Jリーグを引退しても、実績のある選手はスタッフとしてチームに残る。プロ契約を結んだり新たな仕事を持ちながら、JFLなどでサッカーを続ける人も多い。
「Jリーグ経験者はサッカー選手の中でも飛び抜けた存在。すぐれた才能を持っていても、引退するとき『自分はサッカーしかやってこなかった。これからどう していいかわからない』という捉え方をする選手が多い。その人たちがプロ選手を目指したときと同じように、生き生きと新しい人生のステップに踏み出すよう サポートすることが、私たちの仕事です」と重野氏。
企業側もその潜在能力を見込んで、就職の引き合いはかなりあるという。スーパースターになれる人は限られているが、青春をサッカーに打ち込んだ経験は、その後の社会人人生でも強い支えになってゆくだろう。

GIRLS RANKING:2
看護師(Nurse)
女子の人気職業ランキング上位の常連。
求人需要が高く、子育てが終わってからの再就職も珍しくない。
看護師は医師の補助役として、病気やけがの治療に当たる重要な仕事。中学生・高校生の「なりたい職業ランキング」の上位に常に顔を出す、人気の職業でもある。
看護師になるには、国家看護試験に合格することが必要。受験資格を得るためには、大学や3年制の短期大学の看護系学科、または看護専門学校を卒業することが前提となる。2005年の国家試験の合格率は91.4%と、かなり高い。
大学の場合は同時に保健師や助産師の資格を得ることも可能で、短大では養護教諭二種免許を取得できる学校もある。一方、看護専門学校は系列病院や大学の医学部に付属することから、大学・短大と比べて現場での実践力を養う教育のウエートが高い傾向がある。
国公立と私立では、学費に大きな差がある。国公立の大学・短大は年間60万~80万円台、看護専門学校は10万~50万円台だが、私立の場合は大学・短 大が100万~200万円台、看護専門学校が20万~100万円台。各種奨学金も充実しているので、じっくり検討する必要があるだろう。
看護師の資格は一度取得すると一生有効で、いつでも全国どこでも就職が可能なことが最大のメリットといえるだろう。女性の場合、子育てが終わってからの再就職も可能で、ベテラン看護師は看護師長、総師長として責任が重くなるのに伴い、給与もアップする。
就職先は病院・診療所に限らず、訪問看護ステーションや学校の保健室、介護保険施設、福祉関連施設など幅広く、活躍の場は広がる一方。就職率ほぼ100%といわれる需要の高さも他の資格にない魅力だ。
いつでも
全国どこでも
就職可能なのが
最大のメリット。
都内の大手病院に勤務する現役看護師Aさんは、「責任感が強く、明るい人」を、看護師に向いた人材の条件として挙げる。患者と直接接する立場で看護や診療の補助を行い、何かと頼りにされる立場だけに、「人の力になりたい」という心の持ち主であることも不可欠となる。
さらに仕事上、観察力や判断力を求められるケースも多く、夜勤なども含めた勤務体系や仕事の内容から、健康や体力も必要だ。心身ともにタフでなければ、看護師という仕事はつとまらない。平均年収は463万円(平成15年厚生労働省調査)と決して高くない。
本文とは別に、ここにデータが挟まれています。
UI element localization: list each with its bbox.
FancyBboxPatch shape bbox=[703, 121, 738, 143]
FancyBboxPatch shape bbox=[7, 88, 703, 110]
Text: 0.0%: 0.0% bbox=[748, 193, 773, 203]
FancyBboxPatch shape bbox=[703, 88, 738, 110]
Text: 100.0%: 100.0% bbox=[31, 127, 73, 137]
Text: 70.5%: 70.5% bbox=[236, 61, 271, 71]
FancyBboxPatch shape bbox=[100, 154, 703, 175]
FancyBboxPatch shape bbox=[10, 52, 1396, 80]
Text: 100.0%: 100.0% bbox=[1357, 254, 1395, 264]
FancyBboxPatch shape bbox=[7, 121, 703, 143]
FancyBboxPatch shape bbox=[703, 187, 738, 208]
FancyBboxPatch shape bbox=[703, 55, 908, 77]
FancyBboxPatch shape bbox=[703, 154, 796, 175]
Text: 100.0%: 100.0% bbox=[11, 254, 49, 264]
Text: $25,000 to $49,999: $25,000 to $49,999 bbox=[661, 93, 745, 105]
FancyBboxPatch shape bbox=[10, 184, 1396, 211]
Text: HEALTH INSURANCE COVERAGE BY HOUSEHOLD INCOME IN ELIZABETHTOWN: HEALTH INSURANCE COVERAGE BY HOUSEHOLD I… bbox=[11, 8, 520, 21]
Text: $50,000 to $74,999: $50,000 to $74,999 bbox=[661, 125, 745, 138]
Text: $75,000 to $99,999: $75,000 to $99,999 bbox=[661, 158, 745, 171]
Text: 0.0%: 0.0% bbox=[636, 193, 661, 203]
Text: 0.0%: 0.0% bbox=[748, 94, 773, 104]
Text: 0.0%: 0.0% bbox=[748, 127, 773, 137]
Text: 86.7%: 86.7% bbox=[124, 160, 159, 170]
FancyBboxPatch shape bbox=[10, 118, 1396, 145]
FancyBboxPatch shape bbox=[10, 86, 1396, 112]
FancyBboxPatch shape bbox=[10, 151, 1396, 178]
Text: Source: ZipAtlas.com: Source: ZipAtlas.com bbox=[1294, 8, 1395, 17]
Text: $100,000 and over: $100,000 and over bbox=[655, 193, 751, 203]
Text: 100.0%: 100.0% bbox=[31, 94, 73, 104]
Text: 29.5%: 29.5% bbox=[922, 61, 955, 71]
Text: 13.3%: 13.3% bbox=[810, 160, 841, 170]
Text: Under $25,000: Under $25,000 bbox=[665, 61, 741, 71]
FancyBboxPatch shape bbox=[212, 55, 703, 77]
看護学校などでは臨地実習で看護の実務を教わるが、実際に働き出してから学ぶことも多い。看護師として働きながら、病気の予防の重要性を実感したこと で、看護大学の大学院で再度勉強に取り組むケースもある。自らをプロとして育てていくには、勉強家であることも求められる資質といえるだろう。
看護師という職業の専門性の高さは、世の中で広く認識されつつあり、「やりがいという点では申し分ない」と前出のAさんは言う。
人の役に立つことに喜びを感じることができる健全な精神の持ち主にとって、看護師は魅力的な仕事といえる。